Why are some American flags, or other types of flags, sewn and some flags are printed?

A printed/dyed flag is colored because the fabric is either stained with dye, printed with ink or silkscreened with ink. 

A sewn flag is made by joining the individual pieces of colored fabric with thread to create the desired image. 

The construction method is often deemed by the intricate detail in the flag design. 

Example: The state of Oklahoma flag has multiple colors and the design is very detailed. The best way to produce this flag is by screen dye method. If the design on an Oklahoma flag were completely sewn the flag would be several hundred dollars! The state of Texas flag is simple and it is very economical to produce the flag by joining the fabric to make the flag resulting in a very affordable sewn flag.

What is the difference between an American flag which is printed vs. sewn?

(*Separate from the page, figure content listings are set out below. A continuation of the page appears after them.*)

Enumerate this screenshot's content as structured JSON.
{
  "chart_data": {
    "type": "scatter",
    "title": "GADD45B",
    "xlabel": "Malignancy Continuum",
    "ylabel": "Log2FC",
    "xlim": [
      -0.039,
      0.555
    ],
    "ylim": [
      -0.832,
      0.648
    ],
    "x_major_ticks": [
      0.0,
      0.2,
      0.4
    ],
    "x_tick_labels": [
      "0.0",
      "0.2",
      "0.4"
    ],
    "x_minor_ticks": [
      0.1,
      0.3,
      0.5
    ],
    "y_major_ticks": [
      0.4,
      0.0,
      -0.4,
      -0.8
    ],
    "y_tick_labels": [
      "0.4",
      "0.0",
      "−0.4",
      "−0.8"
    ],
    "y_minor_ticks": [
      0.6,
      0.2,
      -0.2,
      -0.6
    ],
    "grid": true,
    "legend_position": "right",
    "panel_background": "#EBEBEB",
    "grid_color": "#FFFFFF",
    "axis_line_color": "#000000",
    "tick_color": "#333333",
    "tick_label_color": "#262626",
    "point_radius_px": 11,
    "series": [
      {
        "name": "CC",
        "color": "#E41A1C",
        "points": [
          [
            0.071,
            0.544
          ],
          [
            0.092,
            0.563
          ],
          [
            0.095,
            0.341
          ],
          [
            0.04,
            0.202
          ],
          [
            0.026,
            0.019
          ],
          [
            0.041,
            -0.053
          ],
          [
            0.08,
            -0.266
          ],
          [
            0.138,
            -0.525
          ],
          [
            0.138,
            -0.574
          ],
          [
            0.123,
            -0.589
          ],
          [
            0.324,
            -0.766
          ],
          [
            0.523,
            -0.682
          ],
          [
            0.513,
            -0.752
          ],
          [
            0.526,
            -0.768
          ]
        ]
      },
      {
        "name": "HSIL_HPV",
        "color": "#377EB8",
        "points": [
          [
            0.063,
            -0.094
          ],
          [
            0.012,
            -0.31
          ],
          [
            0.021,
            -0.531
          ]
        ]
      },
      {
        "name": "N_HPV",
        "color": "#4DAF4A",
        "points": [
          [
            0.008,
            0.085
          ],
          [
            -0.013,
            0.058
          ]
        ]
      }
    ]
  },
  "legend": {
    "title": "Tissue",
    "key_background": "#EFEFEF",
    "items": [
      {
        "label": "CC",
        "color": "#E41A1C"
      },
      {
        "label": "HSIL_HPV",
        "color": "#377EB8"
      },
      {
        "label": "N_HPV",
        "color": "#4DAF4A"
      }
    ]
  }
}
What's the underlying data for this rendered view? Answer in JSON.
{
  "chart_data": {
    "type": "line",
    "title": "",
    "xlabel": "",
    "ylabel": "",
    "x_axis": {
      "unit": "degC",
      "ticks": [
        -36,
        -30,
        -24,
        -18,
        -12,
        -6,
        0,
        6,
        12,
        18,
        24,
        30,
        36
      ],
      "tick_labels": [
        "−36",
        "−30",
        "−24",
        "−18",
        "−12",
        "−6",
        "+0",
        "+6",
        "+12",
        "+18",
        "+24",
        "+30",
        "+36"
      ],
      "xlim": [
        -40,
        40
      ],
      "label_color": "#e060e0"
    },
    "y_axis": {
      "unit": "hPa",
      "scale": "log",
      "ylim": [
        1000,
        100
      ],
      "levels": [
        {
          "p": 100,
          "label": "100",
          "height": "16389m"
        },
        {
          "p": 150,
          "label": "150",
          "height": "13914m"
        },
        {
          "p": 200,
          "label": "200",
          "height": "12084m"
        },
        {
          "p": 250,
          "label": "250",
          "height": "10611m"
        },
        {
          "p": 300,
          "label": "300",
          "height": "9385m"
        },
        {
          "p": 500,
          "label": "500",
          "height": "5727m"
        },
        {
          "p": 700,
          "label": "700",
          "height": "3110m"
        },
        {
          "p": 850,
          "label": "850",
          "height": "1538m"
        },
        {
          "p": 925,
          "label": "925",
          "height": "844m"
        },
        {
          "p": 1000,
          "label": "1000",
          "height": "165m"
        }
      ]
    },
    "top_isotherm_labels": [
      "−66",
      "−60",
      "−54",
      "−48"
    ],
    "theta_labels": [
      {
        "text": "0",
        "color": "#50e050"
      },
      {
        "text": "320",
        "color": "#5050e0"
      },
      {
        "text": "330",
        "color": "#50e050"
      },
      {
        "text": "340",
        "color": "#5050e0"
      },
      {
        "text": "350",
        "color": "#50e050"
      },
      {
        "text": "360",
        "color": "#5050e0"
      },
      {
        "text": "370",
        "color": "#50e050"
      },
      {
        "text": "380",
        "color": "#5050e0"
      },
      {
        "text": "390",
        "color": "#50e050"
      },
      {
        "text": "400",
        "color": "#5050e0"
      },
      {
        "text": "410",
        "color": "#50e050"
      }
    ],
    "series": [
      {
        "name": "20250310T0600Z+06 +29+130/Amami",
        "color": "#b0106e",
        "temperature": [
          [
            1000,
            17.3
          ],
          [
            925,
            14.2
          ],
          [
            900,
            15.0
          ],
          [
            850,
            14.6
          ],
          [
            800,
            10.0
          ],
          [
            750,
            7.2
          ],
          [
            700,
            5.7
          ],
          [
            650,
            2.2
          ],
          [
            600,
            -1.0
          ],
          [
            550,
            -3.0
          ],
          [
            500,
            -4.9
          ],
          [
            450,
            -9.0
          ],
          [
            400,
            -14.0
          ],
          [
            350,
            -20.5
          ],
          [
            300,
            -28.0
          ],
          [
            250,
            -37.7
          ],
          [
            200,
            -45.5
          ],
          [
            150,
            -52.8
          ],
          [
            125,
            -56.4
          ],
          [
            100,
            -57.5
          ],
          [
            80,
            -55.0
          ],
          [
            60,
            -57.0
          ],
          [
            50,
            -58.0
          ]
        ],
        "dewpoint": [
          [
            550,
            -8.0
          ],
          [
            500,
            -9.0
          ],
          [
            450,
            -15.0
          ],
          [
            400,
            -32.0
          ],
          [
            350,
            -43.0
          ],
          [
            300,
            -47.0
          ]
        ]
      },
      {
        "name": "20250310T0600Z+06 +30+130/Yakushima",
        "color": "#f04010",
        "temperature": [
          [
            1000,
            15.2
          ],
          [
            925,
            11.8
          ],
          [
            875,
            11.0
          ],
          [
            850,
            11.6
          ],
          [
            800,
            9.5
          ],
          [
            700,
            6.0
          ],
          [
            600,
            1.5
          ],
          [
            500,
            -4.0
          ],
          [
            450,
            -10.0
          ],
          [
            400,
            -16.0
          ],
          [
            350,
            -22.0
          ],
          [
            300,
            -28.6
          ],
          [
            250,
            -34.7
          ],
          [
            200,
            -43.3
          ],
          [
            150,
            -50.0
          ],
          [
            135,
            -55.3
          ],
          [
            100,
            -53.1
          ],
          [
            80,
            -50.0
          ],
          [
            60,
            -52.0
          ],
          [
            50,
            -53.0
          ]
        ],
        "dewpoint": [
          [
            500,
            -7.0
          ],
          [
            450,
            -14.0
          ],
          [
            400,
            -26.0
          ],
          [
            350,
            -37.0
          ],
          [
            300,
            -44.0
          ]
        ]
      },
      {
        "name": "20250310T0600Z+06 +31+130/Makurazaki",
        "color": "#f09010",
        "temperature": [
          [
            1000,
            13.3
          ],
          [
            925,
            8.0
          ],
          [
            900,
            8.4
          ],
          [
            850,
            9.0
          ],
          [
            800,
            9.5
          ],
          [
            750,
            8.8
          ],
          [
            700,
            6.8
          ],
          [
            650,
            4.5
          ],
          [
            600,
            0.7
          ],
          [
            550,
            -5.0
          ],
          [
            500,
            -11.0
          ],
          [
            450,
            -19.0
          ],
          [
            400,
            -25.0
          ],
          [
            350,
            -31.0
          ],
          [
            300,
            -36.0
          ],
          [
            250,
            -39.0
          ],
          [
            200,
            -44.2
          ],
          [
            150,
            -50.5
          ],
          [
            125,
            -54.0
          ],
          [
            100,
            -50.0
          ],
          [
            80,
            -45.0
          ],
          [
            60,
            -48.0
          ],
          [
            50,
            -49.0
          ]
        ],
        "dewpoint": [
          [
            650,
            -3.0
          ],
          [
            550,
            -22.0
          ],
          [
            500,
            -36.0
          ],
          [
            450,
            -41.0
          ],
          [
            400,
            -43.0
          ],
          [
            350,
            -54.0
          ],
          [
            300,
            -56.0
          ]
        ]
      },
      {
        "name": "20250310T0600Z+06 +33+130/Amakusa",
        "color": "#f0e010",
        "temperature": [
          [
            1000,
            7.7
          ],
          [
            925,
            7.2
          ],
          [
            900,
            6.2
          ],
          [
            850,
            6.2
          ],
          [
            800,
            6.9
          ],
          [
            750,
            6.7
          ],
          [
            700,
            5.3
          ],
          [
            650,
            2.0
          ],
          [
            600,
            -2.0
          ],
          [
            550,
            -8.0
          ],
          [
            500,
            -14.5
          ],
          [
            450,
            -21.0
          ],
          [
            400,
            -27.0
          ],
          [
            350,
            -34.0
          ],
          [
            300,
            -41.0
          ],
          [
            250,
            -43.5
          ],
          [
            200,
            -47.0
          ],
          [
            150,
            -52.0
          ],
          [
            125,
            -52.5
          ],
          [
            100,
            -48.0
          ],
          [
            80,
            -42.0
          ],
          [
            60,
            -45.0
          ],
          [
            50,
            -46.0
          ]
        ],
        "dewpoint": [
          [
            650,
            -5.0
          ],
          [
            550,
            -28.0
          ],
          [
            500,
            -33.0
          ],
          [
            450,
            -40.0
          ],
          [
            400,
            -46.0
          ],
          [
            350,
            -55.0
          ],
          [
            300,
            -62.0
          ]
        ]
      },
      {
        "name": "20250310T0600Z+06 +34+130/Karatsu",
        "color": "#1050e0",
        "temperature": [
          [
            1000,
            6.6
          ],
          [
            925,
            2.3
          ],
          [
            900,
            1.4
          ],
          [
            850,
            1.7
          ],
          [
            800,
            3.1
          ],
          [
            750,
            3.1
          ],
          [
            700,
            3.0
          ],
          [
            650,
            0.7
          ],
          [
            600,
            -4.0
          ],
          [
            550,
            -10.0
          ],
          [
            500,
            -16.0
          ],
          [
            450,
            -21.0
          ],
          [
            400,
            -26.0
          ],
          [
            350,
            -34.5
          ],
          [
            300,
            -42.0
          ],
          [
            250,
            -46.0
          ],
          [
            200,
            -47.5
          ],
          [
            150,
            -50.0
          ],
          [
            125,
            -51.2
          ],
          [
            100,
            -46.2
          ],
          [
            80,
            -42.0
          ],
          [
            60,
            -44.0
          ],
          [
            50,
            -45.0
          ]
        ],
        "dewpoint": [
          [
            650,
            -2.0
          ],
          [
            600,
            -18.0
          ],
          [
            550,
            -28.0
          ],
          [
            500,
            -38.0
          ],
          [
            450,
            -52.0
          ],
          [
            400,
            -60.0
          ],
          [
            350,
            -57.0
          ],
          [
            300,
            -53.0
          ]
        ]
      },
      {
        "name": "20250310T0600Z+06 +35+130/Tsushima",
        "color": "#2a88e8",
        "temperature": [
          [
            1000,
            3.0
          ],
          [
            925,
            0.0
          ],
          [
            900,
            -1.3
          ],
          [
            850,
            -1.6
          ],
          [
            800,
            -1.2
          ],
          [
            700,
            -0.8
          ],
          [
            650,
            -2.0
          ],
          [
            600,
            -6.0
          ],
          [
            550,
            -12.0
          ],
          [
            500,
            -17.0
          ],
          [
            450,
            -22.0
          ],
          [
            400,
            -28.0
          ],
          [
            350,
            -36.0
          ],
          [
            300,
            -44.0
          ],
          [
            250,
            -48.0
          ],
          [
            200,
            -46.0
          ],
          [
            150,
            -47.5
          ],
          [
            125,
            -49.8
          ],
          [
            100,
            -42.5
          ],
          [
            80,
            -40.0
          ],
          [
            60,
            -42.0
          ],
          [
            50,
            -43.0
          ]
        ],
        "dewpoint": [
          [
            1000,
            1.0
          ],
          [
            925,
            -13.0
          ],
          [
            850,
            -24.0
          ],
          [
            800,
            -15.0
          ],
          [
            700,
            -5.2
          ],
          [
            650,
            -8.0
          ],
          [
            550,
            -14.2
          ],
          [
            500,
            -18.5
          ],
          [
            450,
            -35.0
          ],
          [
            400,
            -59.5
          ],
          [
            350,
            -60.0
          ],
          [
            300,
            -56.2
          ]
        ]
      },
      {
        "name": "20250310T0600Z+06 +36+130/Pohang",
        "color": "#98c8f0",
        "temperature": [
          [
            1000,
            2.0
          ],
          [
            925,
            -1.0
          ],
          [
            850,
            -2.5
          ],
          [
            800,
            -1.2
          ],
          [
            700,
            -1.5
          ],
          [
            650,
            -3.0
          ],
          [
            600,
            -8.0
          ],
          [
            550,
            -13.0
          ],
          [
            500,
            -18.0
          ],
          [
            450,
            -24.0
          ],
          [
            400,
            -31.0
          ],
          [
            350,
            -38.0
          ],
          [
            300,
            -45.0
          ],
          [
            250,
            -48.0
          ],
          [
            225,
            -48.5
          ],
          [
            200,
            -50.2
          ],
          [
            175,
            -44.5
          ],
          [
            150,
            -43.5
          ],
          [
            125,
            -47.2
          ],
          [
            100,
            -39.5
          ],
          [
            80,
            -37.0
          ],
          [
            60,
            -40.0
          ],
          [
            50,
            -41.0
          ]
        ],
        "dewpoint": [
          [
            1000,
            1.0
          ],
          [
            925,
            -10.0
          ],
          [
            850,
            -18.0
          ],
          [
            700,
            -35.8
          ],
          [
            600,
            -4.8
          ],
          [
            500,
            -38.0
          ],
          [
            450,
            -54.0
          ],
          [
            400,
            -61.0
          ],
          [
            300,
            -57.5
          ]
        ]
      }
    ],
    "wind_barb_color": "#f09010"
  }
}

In general, all United States flags produced by American manufacturers are made from one of 3 fabrics: nylon, polyester or cotton. It is possible to print or sew all of these fabrics to create the desired image.

How can I tell if my flag is of quality construction and will last?

The quality of a flag made by a bonified United States flag manufacturing company is likely good to excellent and the production method, dyed, screen printed or sewn will not affect the flag life.

The following construction features assure the flag is well made:

  • Double needle lock stitched hem on the upper and lower horizontal length edges (fly length)
  • Four rows of lock-stitching with back stitched reinforcement on the fly end
  • Strong polyester or cotton canvas band (heading) along the left vertical height of the flag
  • Brass rolled rim grommets up to size 6’x10’
  • Srong polyester roped heading with galvanized steel thimbles size 8’x12’ and larger

The presence of the Flag Manufacturers Association of America (FMAA) seal on the heading of an American flag assures the flag is 100% American made excellent quality.
Caution: some U.S. flag manufacturers also produce budget flags for distribution through retail chains.

When the flag fabric is thin enough to see through, it will not survive in wind or inclement weather. Inexpensive flag kits found at checkout stations or in mass displays in discount stores may very well be a good buy at the time, but it is not reasonable to expect to purchase a 3’x5’ good quality Made in America flag for $9.99.